Politis : A vous lire, et à vous suivre, Clearstream est le scandale du siècle. Pour le moins !

D.R : Je le crois, parce que j’ai mis le doigt sur le centre névralgique des finances parallèles. Quand je publie les listes de compte, le nom de filiales de banques françaises à Vanuatu ou aux îles Caïman, je brise une sorte d’omerta. Personne ne m’attaque sur le fond du livre. En revanche, on me fait des procès sur des points de forme qui visent à m’intimider et à me faire payer des frais d’avocat. J’attends de vrais procès !
Car j’ai les preuves de ce que j’avance dans mon livre, et notamment la preuve du blanchiment systématique. N’oublions pas que les huit principaux responsables de Clearstream, l’une des plus importantes multinationales de la finance, ont purement et simplement sauté à la suite de la publication de Révélation$. Croyez-moi, faire sauter André Lussi, le patron de Cleartream, qui voit passer chaque année cinquante mille milliards d’euros par an sur ses comptes, c’est plus difficile que de faire sauter Jean-Claude Trichet, le gouverneur de la Banque de France !

Politis : Un tel travail, qui a duré deux ans, n’est sûrement pas simple à mener. Avez-vous été menacé ?

D.R : J’ai été menacé, oui, et j’ai été suivi à plusieurs reprises, mais surtout des témoins importants ont fait l’objet de graves pressions. Depuis la sortie du livre, c’est le rouleau compresseur : 25 avocats, qui ont travaillé 24 heures sur 24 pendant un mois, ont cherché des parades et en ont d’ailleurs trouvé plein.

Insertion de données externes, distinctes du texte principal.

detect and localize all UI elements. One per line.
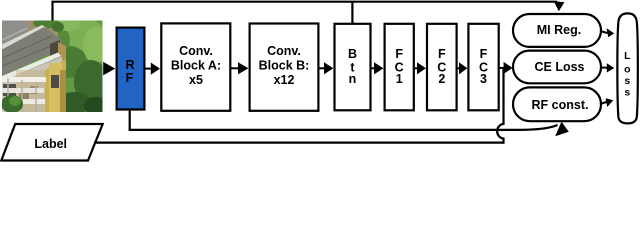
svg-text:1: 1 xyxy=(396,72,403,86)
svg-text:RF const.: RF const. xyxy=(532,98,589,112)
svg-text:Label: Label xyxy=(34,137,67,151)
arrow RF const to Loss xyxy=(600,102,607,104)
block Conv B xyxy=(250,24,319,111)
svg-text:F: F xyxy=(395,47,403,61)
arrow CE Loss to Loss xyxy=(600,67,608,69)
svg-text:Block A:: Block A: xyxy=(171,59,221,73)
dirt patch top middle xyxy=(26,21,58,42)
yellow wall xyxy=(45,59,66,112)
svg-text:CE Loss: CE Loss xyxy=(534,60,584,74)
parallelogram Label xyxy=(1,124,102,161)
arrow MI Reg to Loss xyxy=(600,31,608,33)
svg-text:o: o xyxy=(624,64,630,76)
arrow into MI Reg top xyxy=(554,1,565,11)
svg-text:3: 3 xyxy=(480,72,487,86)
wire Label to CE Loss riser (wire B) xyxy=(94,142,504,144)
wire RF box bottom to RF const (wire A) xyxy=(130,111,558,130)
ridge highlight strip xyxy=(2,25,46,50)
bushes on dirt xyxy=(33,18,59,29)
svg-text:L: L xyxy=(624,50,631,62)
attic dark under roof tip xyxy=(50,40,60,58)
block RF (blue) xyxy=(117,28,145,110)
arrow photo to RF xyxy=(103,62,115,75)
stadium RF const xyxy=(513,87,601,121)
bush bottom-left xyxy=(1,95,23,113)
svg-text:F: F xyxy=(480,47,488,61)
svg-text:2: 2 xyxy=(438,72,445,86)
block FC1 xyxy=(385,24,414,111)
wire: riser from top wire down into Btn top xyxy=(351,2,353,24)
facade base xyxy=(2,57,62,112)
arrow into CE Loss xyxy=(504,62,513,74)
tan wall right of roof xyxy=(58,42,66,62)
dark windows xyxy=(3,84,16,96)
under-eave shadow xyxy=(2,56,62,85)
svg-text:Block B:: Block B: xyxy=(259,59,310,73)
svg-text:Conv.: Conv. xyxy=(179,44,213,58)
block Btn (bottleneck) xyxy=(335,24,371,111)
svg-text:n: n xyxy=(349,72,357,86)
fascia white band xyxy=(2,53,61,82)
path line on dirt xyxy=(29,36,52,43)
top-left upper roof gray xyxy=(2,21,38,51)
svg-text:R: R xyxy=(125,58,134,72)
svg-text:F: F xyxy=(438,47,446,61)
svg-text:x5: x5 xyxy=(189,73,203,87)
svg-text:B: B xyxy=(348,47,357,61)
scaffold bands xyxy=(2,77,46,82)
svg-text:s: s xyxy=(624,75,630,87)
arrow Conv A to Conv B xyxy=(231,67,239,69)
arrow Btn to FC1 xyxy=(371,67,376,69)
svg-text:Conv.: Conv. xyxy=(267,44,301,58)
stadium MI Reg xyxy=(513,14,601,47)
arrow FC2 to FC3 xyxy=(457,67,460,69)
svg-text:x12: x12 xyxy=(274,73,295,87)
arrow up into RF const bottom xyxy=(555,122,569,137)
block Conv A xyxy=(161,23,230,110)
terminal Loss (vertical ellipse) xyxy=(617,13,638,123)
stadium CE Loss xyxy=(513,51,601,84)
svg-text:s: s xyxy=(624,87,630,99)
wire FC3 to CE Loss xyxy=(499,67,505,69)
riser with hop over wire A xyxy=(497,68,503,144)
block FC2 xyxy=(427,24,457,111)
arrow Conv B to Btn xyxy=(318,67,325,69)
arrow FC1 to FC2 xyxy=(414,67,418,69)
block FC3 xyxy=(468,24,498,111)
svg-text:F: F xyxy=(126,71,134,85)
wire: photo top to MI Reg (top horizontal) xyxy=(53,2,558,21)
input photo (house with scaffolding and trees) xyxy=(1,17,109,115)
arrow RF to Conv A xyxy=(146,68,153,70)
svg-text:MI Reg.: MI Reg. xyxy=(537,23,581,37)
main roof plane xyxy=(2,27,62,76)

Politis : Revenons-en au livre. Contrairement à ce que beaucoup pensent, vous affirmez que toutes les transactions laissent des traces et que donc, si une volonté politique existait réellement, on pourrait savoir qui fait quoi ?

D.R : Exactement. Techniquement, des opérateurs de Cleartream scannent les transactions sur des microfiches. Entre 30 et 50 microfiches chaque jour, et sur chacune, 500 pages de format A 4. Il y a deux jeux, l’un caché dans un coffre pour 15 ans, et l’autre qui sert au service Opérations en cas de litige. Les jeux que je me suis procuré proviennent d’un insider, un homme de l’intérieur de la structure. De même, je me suis procuré une liste de comptes d’avril 2000, qui sont tous les comptes ouverts chez Clearstream, dont certains ne sont pas publiés et qui sont à la base de ce système opaque.

Politis : Pourquoi ces informations n’ont-elles jamais percé ?

D.R : Mais beaucoup de journalistes financiers sont purement et simplement à leur solde ! Tous ces types que j’ai cotoyés et parfois filmés au cours de mon enquête, ne posent jamais de questions. Pour eux, le clearing serait un outil de gestion technique, parfaitement neutre, alors qu’il s’agit d’un formidable appareil politique.

Politis : Comme l’était la BCCI ?

D.R : Evidemment. Où est passé l’argent de la banqueroute, les 50 à 100 milliards de dollars qui se sont évaporés ? Si on allait chercher dans les microfiches de 1991, qui dorment au siège de Clearstream, sans doute le saurait-on. Quand on parle avec certains responsables de grandes banques en privé, certains n’hésitent pas à dire : si on retire du circuit l’argent du crime, l’économie mondiale s’effondre.